Being a carer isn’t a choice, but I wouldn’t change any of it

7 June 2016

Most people see carers as people who look after physical disabilities but it is so much wider than this. Mental health and substance misuse is on the rise – what happens to the family members who have to adapt their lives and deal with these problems?

I lived in a ‘typical’ family: two parents and two children. Both my parents worked and we lived in a lovely family home until a messy divorce, and a parent moving 30 miles away. At 13 I made the decision to stay in my home town to live with my dad. From here my dad began suffering with mental health problems which caused ongoing alcohol abuse. This lead to a long, strenuous battle for me as a teenager. I had to deal with my dad’s severe episodes of depression after a long day of drinking, giving him masses of emotional support and someone to listen to his problems when he was feeling low. I ensured the house was secure after he arrived home on school nights, sometimes at 4 or 5am, locking up, turning off the oven and checking to ensure he was safe. My dad was bad with money so I supported him in dealing with bills, ensuring enough money was there for food and other essential items, but we often went without as he would spend the money on alcohol. To my friends I would make excuses as to why I couldn’t let them come round or why I couldn’t stay out and throughout my school life I kept my secret life at home close to my chest. I left school with amazing GCSE results and no one would have known about the roles I was taking on at home.

College was hard and with my dad’s drinking getting worse, I found it hard to commit my time and concentration into the 5 academic subjects I had chosen on a whim. I asked for extra support but when I didn’t show up for an 8am session, as I was up with my dad until 5am, it got cancelled. By this stage my own mental health had deteriorated and I was put on anti-depressants at 16 with no explanation of their side effects. For the next 6 months I struggled with every aspect of my life and dropped out of college as I had given up. I took the wrong path in life, spent my time with the wrong people and saw no future for myself.

In 2012 I found myself at a point of crisis: with no education, employment or training in place I was spending my days with my thoughts and was coping poorly in every aspect of life. I called every service I knew of that covered children support and alcohol support and eventually found myself at my local carers centre. Over the past 3 years they have guided me to where I am today. I have a strong head and an even stronger mind set, my dad is still drinking but I have learnt to support him from afar. I moved out of my dad’s home and got my head together. In the past 18 months my carers centre have given me the fantastic opportunity to work with them where I can give back to other carers what I received and am forever grateful for.

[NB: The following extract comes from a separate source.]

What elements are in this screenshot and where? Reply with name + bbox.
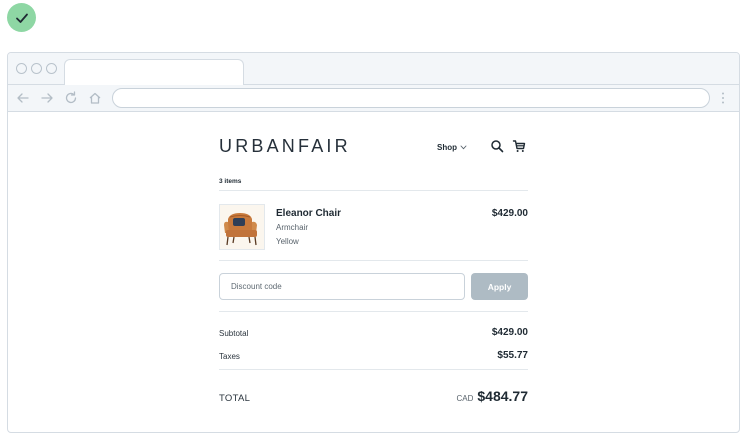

The work I have completed with the carers centre has been fantastic. I have spoken at schools, colleges, NHS events, the houses of parliament and event got to interview Simon Stevens, the CEO of the NHS. I support many young people on a daily basis, giving them the empathy and support they need to aspire to achieve and become something other than a label. Seeing the support I provide change lives is the most rewarding feeling I have come across, to date, and I hope to continue to implement change for carers locally and nationally in the future.
Being a carer isn’t a choice, no one asks you to sign a contract and no one tells you that you have become a carer. Being a carer is normal life to you. You are a child, a parent, a loved one first and foremost and you care for them out of love. My caring life was hard and I still struggle with areas of my caring role but I wouldn’t change any of it as it has made me appreciate everything in life and with support I have truly used my experiences for the positive.